According to many studies, the micro-organisms present during a periodontal disease, can migrate in blood circulation and be involved in cardiac diseases, cerebrovascular accidents, and pulmonary diseases.
The receding gums and the wear of teeth (by attrition, abrasion, and erosion) cause the exposure of the tooth surfaces the nervous terminations of which are less isolated (cement and dentine). This often involves the hypersensitivity of the teeth to the heat, the cold, the sweet, the acidity of citrus fruit, the tooth brushing, the pressure and the touch. The dental hygienist can help you to determine the cause and give you good solutions.
Removable dental prosthesis
The removable dental prosthesis (bridge or set of false teeth) must be brushed after each meal, using a soft brush. It is advised to remove them at least four hours per day, to massage the gums with a soft toothbrush, and to clean the tongue. A bad hygiene and the presence of microscopic mushrooms like for example “Candida Albicans”, can cause the inflammation of tissues under the dental prosthesis (prosthetic stomatitis). The continuous wearing of the prosthesis worsens this kind of inflammation.
Several factors can modify the retention in mouth of the prosthesis (oral dryness, osteoporosis of the bone of the jaw, weight loss, etc.). A bad retention involves the premature resorption of the bone, and the difficulty to chew can cause digesting troubles. A visit at the dental surgery once a year is desirable to, among other things, check and correct the adjustment of the prosthesis. The adhesive products sold without a prescription at the chemist’s, are only a temporary solution. In the case of a prolonged hospitalisation, it is advised to make engrave on the dental prosthesis, the name and first name of the holder.
Halitosis (bad breath)
The halitosis can be occasional or chronic, i.e. it persists in spite of a good oral hygiene. Hormonal changes, medical problems or drugs can modify the breath.
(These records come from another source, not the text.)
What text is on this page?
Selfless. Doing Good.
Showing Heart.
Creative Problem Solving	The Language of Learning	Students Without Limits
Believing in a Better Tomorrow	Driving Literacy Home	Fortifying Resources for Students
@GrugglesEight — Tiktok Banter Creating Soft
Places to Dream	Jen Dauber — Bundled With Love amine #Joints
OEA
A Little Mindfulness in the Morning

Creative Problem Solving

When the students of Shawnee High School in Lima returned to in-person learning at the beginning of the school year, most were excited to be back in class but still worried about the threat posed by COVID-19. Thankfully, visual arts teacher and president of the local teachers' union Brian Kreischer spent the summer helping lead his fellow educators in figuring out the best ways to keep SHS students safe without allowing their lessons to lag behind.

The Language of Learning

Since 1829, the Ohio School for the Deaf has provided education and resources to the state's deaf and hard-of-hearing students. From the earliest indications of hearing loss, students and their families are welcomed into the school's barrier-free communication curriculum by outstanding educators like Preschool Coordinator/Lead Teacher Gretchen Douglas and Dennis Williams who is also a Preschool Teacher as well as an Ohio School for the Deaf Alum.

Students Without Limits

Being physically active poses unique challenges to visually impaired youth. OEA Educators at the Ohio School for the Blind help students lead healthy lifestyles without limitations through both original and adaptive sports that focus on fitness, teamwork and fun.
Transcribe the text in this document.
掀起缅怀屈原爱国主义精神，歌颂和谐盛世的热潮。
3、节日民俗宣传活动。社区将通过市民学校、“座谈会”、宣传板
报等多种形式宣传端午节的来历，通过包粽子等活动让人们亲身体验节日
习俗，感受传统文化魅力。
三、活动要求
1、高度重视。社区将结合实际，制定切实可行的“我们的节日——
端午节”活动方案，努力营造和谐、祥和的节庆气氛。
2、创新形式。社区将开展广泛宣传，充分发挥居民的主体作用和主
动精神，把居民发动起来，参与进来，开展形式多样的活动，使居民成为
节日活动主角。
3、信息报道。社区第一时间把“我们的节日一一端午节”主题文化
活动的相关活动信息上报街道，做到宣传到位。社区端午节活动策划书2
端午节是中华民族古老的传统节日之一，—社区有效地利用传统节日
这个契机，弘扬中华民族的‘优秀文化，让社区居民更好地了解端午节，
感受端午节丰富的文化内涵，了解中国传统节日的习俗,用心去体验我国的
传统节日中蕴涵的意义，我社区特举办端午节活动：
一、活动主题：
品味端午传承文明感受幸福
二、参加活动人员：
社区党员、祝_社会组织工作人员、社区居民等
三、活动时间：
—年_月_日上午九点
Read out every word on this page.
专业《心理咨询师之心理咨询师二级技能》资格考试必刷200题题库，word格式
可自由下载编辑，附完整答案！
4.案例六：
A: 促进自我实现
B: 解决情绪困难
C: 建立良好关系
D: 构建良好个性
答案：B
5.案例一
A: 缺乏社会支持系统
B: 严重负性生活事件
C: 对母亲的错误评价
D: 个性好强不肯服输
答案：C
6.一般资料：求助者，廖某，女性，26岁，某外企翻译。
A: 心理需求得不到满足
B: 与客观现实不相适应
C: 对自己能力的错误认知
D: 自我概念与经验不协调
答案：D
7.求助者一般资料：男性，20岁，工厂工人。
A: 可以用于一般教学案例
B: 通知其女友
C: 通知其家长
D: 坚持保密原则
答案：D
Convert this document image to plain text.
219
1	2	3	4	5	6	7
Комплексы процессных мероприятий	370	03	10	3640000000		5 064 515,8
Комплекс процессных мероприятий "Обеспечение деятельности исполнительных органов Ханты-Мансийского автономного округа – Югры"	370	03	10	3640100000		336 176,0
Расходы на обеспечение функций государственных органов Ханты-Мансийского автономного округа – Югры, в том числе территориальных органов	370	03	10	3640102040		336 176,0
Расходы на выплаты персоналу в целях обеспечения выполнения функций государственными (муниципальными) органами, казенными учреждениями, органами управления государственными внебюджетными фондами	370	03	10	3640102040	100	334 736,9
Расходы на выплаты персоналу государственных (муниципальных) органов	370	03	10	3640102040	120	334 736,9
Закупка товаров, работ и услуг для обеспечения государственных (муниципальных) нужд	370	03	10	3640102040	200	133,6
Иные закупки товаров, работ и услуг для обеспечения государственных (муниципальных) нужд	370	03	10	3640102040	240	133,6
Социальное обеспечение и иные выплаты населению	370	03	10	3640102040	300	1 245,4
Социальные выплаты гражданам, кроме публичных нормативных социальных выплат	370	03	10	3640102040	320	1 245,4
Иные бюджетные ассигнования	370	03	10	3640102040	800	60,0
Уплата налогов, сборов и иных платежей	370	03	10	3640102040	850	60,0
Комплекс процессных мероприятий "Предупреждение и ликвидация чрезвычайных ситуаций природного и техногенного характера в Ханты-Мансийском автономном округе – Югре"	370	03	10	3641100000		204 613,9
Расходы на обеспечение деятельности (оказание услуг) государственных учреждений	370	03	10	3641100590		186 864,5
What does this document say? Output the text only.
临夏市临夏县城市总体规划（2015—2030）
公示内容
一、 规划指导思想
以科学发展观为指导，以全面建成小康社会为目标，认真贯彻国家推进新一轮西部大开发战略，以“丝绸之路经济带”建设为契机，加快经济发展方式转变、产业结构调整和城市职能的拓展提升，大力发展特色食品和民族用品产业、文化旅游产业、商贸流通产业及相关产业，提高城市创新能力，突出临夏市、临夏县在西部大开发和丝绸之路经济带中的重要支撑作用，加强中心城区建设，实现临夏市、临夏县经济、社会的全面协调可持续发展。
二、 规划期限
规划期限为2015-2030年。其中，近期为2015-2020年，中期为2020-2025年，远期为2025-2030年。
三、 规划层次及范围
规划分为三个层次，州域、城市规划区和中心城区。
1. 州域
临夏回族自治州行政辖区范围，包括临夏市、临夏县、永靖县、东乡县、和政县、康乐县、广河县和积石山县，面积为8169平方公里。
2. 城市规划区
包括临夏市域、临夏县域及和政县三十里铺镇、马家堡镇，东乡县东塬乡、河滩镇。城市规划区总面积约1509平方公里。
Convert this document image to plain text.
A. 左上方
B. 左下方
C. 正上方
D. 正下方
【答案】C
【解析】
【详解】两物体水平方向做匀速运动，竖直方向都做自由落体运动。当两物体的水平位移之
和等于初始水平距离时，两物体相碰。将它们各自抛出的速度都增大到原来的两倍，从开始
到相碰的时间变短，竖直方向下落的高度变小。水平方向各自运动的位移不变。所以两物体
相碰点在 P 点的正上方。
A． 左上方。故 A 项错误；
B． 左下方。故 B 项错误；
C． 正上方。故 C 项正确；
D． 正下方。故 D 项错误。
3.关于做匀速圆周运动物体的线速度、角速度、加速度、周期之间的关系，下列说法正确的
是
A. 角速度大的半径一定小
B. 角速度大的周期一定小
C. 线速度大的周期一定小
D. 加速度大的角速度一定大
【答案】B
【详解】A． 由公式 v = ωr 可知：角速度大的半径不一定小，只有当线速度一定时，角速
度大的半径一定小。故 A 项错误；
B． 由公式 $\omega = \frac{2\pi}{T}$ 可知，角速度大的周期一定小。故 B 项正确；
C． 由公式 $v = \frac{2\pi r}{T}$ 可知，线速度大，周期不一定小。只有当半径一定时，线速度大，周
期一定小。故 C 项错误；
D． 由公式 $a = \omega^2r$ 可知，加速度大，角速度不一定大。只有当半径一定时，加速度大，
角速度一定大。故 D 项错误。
However, the most frequent causes come from the oral cavity: bad hygiene, dental problems (e.g.: tooth decay, abscess, gum diseases, etc.), oral dryness, some types of food, alcohol, tobacco, etc.
A good daily oral hygiene, healthy customs of life, and professional cleanings and care in dental surgery can eliminate most of the origins of halitosis.
Xerostomia (oral dryness)
Having an antibacterial and antifungal power, the saliva ensures also the regulation of oral pH. Saliva decrease thus creates a discomfort, and deprives of an invaluable natural protection against oral affections. In some cases, the use of salivary substitute or the use of fluorine may be good. Xerostomia is attributable to various factors: medical conditions, medication, hormonal modifications, radiotherapy, etc.
Perhaps you belong to the 75% of smokers who wish to stop this habit, but who need assistance. Like all the other health professionals, the dental hygienist has information on this subject (documentation, centres of assistance, etc.). And, as the very first signs of the harmful effects of the tobacco appear at the level of the mouth, the smoker will be informed about his oral state at each visit.
The predisposition to oral cancer is more noticeable from the age of 45 years, and the main factors of risks are the tobacco addiction, the alcohol, the sun, bad food, the heredity, etc. The mouth and throat cancers have the characteristic to develop rapidly, and to be fatal if they are not detected early enough. Check regularly inside your mouth, and consult your dental professionals each year.